Have You Seen Me?(68)



There’s no sign of Mulroney here either. Did I honestly think I’d simply bump into him as he was headed home?

I try him one more time and hear the same message about the mailbox being full. If he’s ridiculously tied up, why not have his partner cover for him?

His partner. He must have a phone as well. As I reverse course and hurry back toward Broadway, I pull up the company website and see that a second number is listed. Maybe it belongs to Williams. I pause just long enough to tap the hyperlink.

Two rings. And then a deep male voice.

“Jay Williams,” he answers without enthusiasm.

“Thank god,” I blurt out. “Jay, it’s Ally Linden, your client. We met at the diner.”

“Of course.”

“I’ve been trying to reach Kurt all day, but he hasn’t returned my calls. Do you have any idea why?”

“Where are you at the moment?” he asks. His voice sounds hoarse, constricted actually.

“I’m not far from Broadway Diner. I went there looking for him.”

“Go back to the diner and I’ll meet you there.”

“What’s going on?”

“Let’s talk in person, okay?” he says.

I feel like I’m getting the runaround yet again.

“Jay, I need to know what’s happening. Where’s your partner?”

“I’m sorry to tell you this,” he says. “But Kurt’s been killed. He died yesterday evening.”

The news nearly knocks me off my feet.

“No, it can’t be,” I say in stupid protest. “I spoke to him last night.”

“What time?” Williams says.

“Uh, around seven or so. He was in his car. Driving.”

“He died around eight or nine o’clock.”

I can hear Mulroney’s voice in my head, see his face as he sat across from me, scribbling notes with his big hands. How horribly sad.

“What happened to him?” I plead, the words catching in my throat. “Was it an accident?”

“No, that’s not it. Kurt was shot to death.”





26


A low, guttural sound escapes my mouth. I can’t believe what I’m hearing.

“Please, it’s better if we do this in person,” Williams says. “I’m at Kurt’s apartment, and if you head to the diner, I can be there in under fifteen minutes.”

“Okay,” I mutter.

I drop the phone in my purse and tear up the street, nearly at a jog.

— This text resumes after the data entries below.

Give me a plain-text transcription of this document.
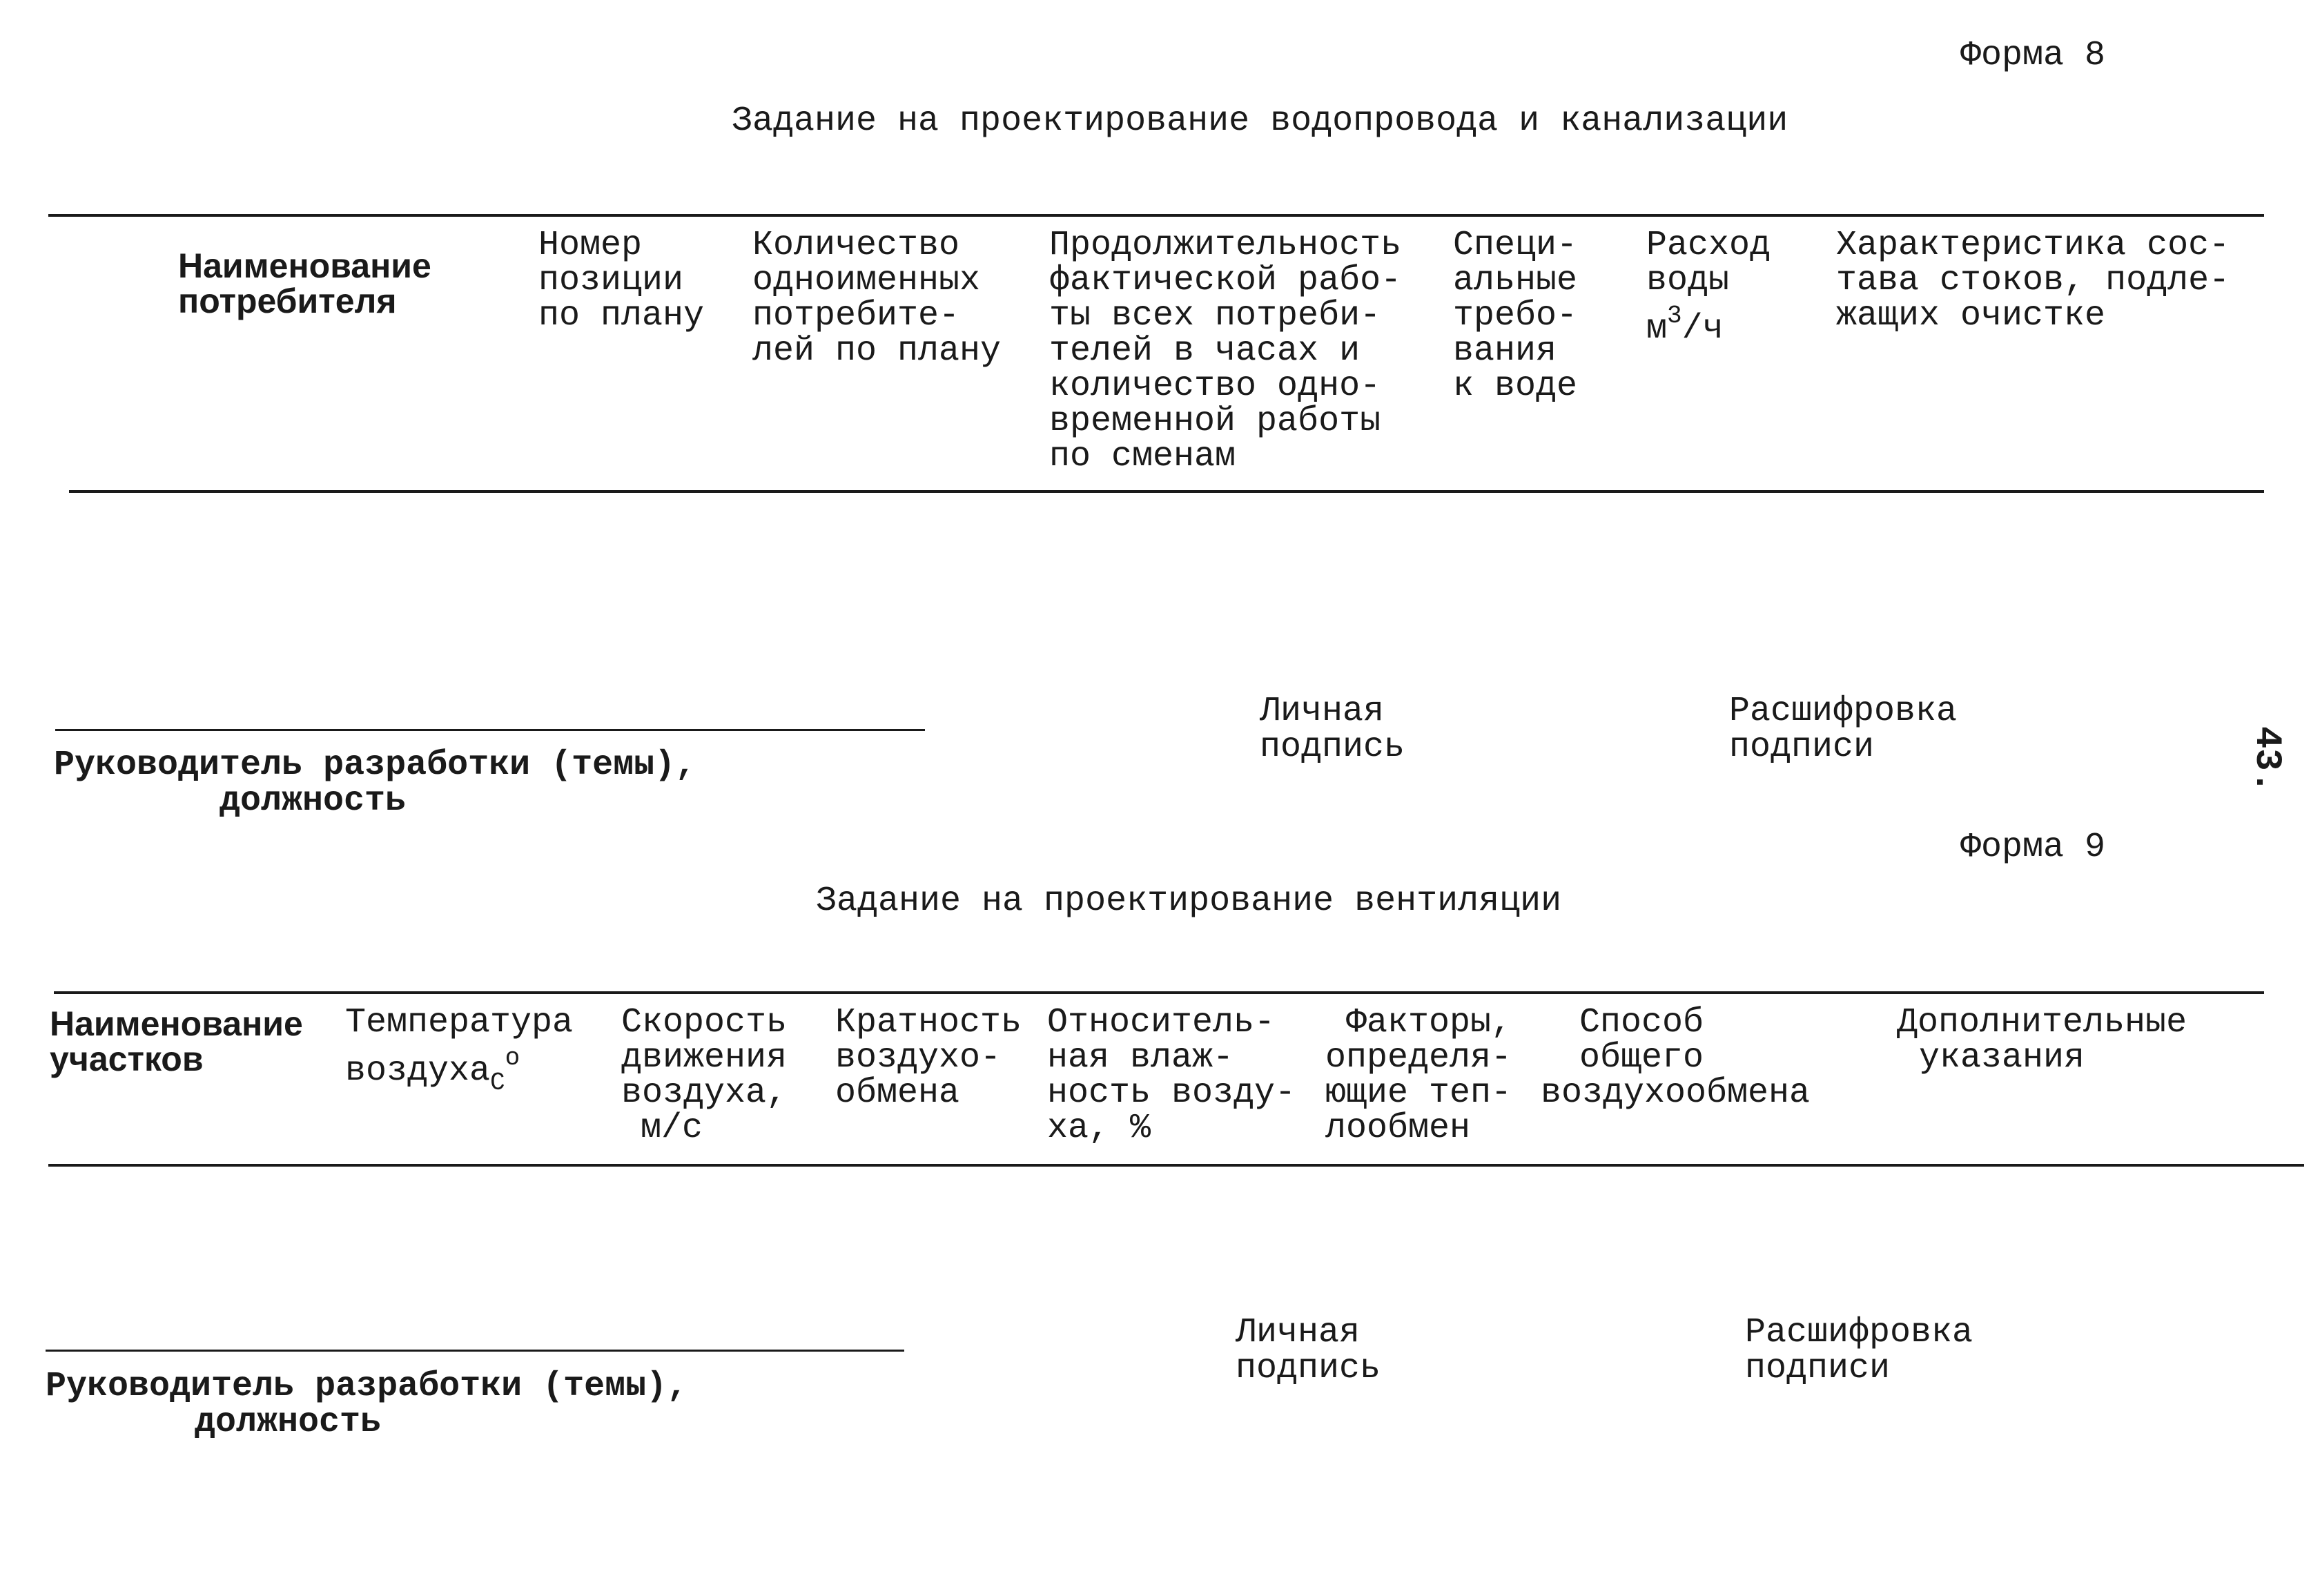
Форма 8
Задание на проектирование водопровода и канализации
Наименование
потребителя
Номер
позиции
по плану
Количество
одноименных
потребите-
лей по плану
Продолжительность
фактической рабо-
ты всех потреби-
телей в часах и
количество одно-
временной работы
по сменам
Специ-
альные
требо-
вания
к воде
Расход
воды
$м^3/ч$
Характеристика сос-
тава стоков, подле-
жащих очистке
Личная
подпись
Расшифровка
подписи
Руководитель разработки (темы),
должность
43.
Форма 9
Задание на проектирование вентиляции
Наименование
участков
Температура
воздуха$_С^о$
Скорость
движения
воздуха,
м/с
Кратность
воздухо-
обмена
Относитель-
ная влаж-
ность возду-
ха, %
Факторы,
определя-
ющие теп-
лообмен
Способ
общего
воздухообмена
Дополнительные
указания
Личная
подпись
Расшифровка
подписи
Руководитель разработки (темы),
должность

A few minutes later I burst, breathless, through the door of the diner, into a cacophony of clanking plates and chattering voices. It’s nearly packed, but I find one free booth and slip into it. The smell is as overwhelming as the noise, a mix of sizzling ground chuck and burnt cheese.

In less time than I expect, Williams emerges through the doorway. Spotting me instantly, he hurries to the booth and slides in across from me. He’s in jeans and a black leather jacket, his face pinched in grief.

“I’m really sorry I wasn’t able to call all our clients with the news today,” he says. “I had to give the cops access to Kurt’s place today and then deal with the mess they left behind.”

“Where was he killed?”

“In his car. At the edge of a park about thirty miles out of the city in Westchester County, not far from White Plains. He’d been shot twice in the head, at close range.”

I try to prevent my mind from going there, but it does anyway. Mulroney’s face blown off. Blood sprayed all over the interior of the car.

“Does it have something to do with one of his cases?” I asked, chilled by the thought.

“The cops think not.”

A robbery, then? I wonder.

The waitress appears, ready to drop two plastic-coated menus on the table, but Williams holds up his hand.

“Coffee?” he asks me, his voice grim. “Or should we have an actual drink instead?”

“Yes, wine,” I say. We order two glasses of red and as soon as the waitress moves off, I glance back at Williams.

“But what would he be doing in a park up there—at nine o’clock at night?” I ask. “When I spoke to him, he said he had an appointment.”

Williams cups a hand over his mouth and then pulls it away. “Okay, I’m going to be perfectly blunt,” he says. “His car was found in a spot known for anonymous gay sex. He might have been targeted by a predator. Or there’s even a chance it was a hate crime.”

“Kurt was gay?”

Williams shrugs. “Maybe bisexual. He certainly wasn’t out, and I know he was married to a woman briefly in his thirties. He told me a few months ago that he was struggling with something and at the time I thought he was referring to depression. I tried to encourage him to open up, but I didn’t have any luck. Now I’m wondering if he was trying to work out his sexuality.”

It’s not making any sense to me.

“But if he was gay and looking for casual sex, there are easier ways to do it. Why not go on an app like Grindr, instead of traveling to a deserted site miles out of town?”

“If he was feeling as conflicted as I think, the internet might not have felt anonymous enough for him,” he says. “This is a spot for someone who is really on the down low. There are married guys who pull up there in their SUVs on their way back to the burbs at the end of the workday. And Jay would have been familiar with it from a job he did a year or two ago. The wife thought the husband was seeing a woman at work, but Kurt tailed him to several parking lots north of the city and discovered he was hooking up with other men.”